When a company imports merchandise the sticker price isn’t only the entry fee.
There are additional expenses, both direct and indirect, that impact the cost of goods (COGs) evaluation.
A cross border business which includes overseas manufacturing should be itemized. The monetary items are recorded on the operating statement as either a costs of goods sold, or as an indirect cost which would be an item on an operating statement. Attention should also be given to the indirect costs that do not have a monetary impact.
These “hidden” expenses are frequently ignored because they do not appear on a balance sheet or a profit and loss statement.
The sticker price may be 4 or 5 times higher if goods are manufactured in the USA, but a shopper should make a comparative analysis, taking into consideration all the additional out of pocket expenses and the hidden – non monetary costs that determine the actual cost of the merchandise.
A complete evaluation of the merits of importing must include the following:
- Inventory (buying inventory by container vs. buying small quantities as needed)
- Freight (Delivery by ship vs. air and scheduling deliveries to meet customers’ delivery dates)
- Import Duties (this is a variable expense, determined by governmental policies)
- Commissions paid to third parties for access to major retailers
- Storage and Handling Costs (warehouse vs. a fulfillment center – the proximity of storage to business operations. There may be additional shipping costs from warehouse locations to buyers.)
Many of the costs relating to imported goods will appear as an operating expense and therefore are not be allocated to the cost of goods sold. Nevertheless they are costs that impact the bottom line.
These costs include:
1. Quality Control Costs
An additional part time employee may be required.
It is imperative to have an agent at the manufacturing plant, during both the product development phase and during the time the merchandise is manufactured for shipment.

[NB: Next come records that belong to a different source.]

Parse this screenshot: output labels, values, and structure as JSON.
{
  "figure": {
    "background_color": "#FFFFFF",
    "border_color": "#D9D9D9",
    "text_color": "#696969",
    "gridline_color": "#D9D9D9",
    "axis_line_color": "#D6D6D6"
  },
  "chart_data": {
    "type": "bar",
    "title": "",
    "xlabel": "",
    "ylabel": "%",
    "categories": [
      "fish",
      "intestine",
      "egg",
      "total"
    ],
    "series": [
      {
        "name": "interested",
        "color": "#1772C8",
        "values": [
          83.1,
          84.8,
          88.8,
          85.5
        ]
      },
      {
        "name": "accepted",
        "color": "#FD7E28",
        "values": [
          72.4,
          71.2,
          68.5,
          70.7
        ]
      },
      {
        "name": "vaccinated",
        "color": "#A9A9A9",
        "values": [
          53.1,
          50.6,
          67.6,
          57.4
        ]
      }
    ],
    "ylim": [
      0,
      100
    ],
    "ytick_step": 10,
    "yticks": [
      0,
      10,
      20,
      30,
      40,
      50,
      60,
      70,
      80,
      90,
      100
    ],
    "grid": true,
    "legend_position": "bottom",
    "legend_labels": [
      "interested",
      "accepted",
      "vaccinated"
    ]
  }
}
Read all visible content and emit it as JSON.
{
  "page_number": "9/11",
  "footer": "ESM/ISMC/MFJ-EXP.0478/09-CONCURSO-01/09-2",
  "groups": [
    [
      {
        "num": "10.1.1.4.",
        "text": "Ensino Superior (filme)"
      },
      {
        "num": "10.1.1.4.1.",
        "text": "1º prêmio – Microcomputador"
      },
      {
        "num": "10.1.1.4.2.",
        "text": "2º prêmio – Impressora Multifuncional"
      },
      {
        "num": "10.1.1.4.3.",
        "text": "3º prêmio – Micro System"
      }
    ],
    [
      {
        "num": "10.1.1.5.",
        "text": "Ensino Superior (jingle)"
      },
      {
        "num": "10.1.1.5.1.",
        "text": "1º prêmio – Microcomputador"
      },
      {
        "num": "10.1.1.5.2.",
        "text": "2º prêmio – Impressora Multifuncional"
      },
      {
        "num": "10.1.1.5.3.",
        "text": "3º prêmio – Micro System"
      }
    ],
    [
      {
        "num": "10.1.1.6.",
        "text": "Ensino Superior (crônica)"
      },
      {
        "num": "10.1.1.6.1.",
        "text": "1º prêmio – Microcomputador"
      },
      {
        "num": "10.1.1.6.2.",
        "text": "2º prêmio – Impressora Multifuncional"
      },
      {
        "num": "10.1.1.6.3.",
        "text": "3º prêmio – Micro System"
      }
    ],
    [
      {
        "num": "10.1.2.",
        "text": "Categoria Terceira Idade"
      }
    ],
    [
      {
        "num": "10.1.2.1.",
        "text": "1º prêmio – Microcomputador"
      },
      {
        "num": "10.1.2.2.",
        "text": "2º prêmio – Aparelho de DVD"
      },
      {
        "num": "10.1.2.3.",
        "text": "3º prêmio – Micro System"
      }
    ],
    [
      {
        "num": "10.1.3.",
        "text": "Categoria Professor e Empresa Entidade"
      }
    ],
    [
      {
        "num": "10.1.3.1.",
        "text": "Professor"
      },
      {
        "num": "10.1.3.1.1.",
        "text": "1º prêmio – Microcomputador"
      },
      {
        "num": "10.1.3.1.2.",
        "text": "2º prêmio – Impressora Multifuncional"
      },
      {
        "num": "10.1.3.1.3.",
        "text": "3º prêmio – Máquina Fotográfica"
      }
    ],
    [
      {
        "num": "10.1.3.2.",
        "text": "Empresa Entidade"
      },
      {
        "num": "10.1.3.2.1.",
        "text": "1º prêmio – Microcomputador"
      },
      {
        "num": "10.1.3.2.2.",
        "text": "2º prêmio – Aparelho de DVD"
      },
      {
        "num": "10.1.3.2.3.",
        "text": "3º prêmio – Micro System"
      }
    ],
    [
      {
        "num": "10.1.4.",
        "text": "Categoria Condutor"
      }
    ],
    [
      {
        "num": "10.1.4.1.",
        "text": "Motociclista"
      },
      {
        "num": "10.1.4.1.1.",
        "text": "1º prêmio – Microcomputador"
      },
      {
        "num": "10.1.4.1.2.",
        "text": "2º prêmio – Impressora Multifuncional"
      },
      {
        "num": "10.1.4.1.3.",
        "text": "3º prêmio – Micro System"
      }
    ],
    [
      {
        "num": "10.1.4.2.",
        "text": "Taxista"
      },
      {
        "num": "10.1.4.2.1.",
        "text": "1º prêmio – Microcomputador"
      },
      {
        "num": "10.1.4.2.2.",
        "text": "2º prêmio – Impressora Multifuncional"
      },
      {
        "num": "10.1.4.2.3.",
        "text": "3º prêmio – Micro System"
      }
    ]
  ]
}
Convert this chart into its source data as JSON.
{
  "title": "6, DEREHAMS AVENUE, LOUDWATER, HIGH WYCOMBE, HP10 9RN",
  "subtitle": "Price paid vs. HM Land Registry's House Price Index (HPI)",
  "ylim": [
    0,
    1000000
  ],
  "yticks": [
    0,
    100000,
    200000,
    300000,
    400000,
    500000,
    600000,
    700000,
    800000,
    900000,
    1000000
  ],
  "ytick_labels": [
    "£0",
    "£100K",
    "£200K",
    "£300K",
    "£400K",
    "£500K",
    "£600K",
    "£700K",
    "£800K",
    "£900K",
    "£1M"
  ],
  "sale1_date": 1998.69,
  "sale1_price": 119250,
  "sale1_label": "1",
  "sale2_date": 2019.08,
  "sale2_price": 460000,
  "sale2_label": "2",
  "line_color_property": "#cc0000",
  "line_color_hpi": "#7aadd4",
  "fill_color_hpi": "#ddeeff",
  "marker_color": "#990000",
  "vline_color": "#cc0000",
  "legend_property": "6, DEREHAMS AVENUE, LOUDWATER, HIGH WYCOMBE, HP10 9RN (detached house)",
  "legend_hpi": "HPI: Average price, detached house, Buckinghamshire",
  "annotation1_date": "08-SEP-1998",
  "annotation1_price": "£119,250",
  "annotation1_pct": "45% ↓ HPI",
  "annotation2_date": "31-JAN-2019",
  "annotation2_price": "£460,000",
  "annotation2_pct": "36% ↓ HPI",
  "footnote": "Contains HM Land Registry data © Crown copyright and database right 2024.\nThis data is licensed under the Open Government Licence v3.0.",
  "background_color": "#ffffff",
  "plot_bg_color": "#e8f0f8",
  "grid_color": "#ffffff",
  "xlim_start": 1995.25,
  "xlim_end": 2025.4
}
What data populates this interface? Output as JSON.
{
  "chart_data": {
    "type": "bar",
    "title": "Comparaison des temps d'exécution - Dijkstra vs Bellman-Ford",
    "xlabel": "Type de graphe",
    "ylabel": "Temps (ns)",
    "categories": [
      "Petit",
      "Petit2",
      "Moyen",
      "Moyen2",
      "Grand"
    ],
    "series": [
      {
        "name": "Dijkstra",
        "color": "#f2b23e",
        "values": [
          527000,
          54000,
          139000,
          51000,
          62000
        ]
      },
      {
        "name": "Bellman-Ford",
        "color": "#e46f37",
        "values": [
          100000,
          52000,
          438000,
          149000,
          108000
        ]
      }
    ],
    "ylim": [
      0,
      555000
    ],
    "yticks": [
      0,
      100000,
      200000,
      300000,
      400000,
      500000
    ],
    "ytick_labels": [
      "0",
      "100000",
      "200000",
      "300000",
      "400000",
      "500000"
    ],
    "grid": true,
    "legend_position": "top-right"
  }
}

Large companies often have a full time employee hired for this responsibility, but the SME usually has to rely on an agent to oversee manufacturing. (If damaged merchandise is shipped and has to be returned because of quality issues, the company can lose a market opportunity or even an entire sales season. )
2. Travel Expenses incurred Shopping for the Best Manufacturing Resource.
This expense will most probably appear as a travel expense on a P&L.
3. Cost of Borrowed Funds
Most SMEs need working capital loans to cover the short term costs of buying merchandise in large quantities.
A partial payment is usually required when placing the order, and the balance of the payment is due upon shipment. These borrowed funds should cover the cost of purchasing the goods plus the time needed for payment from the end user.
Large retailers request payment terms of 30 to 60 days following deliver.
A growing company has to make certain they have working capital that allows them to cover their operating costs while they await payment of invoice and also allows them to purchase inventory for other customers.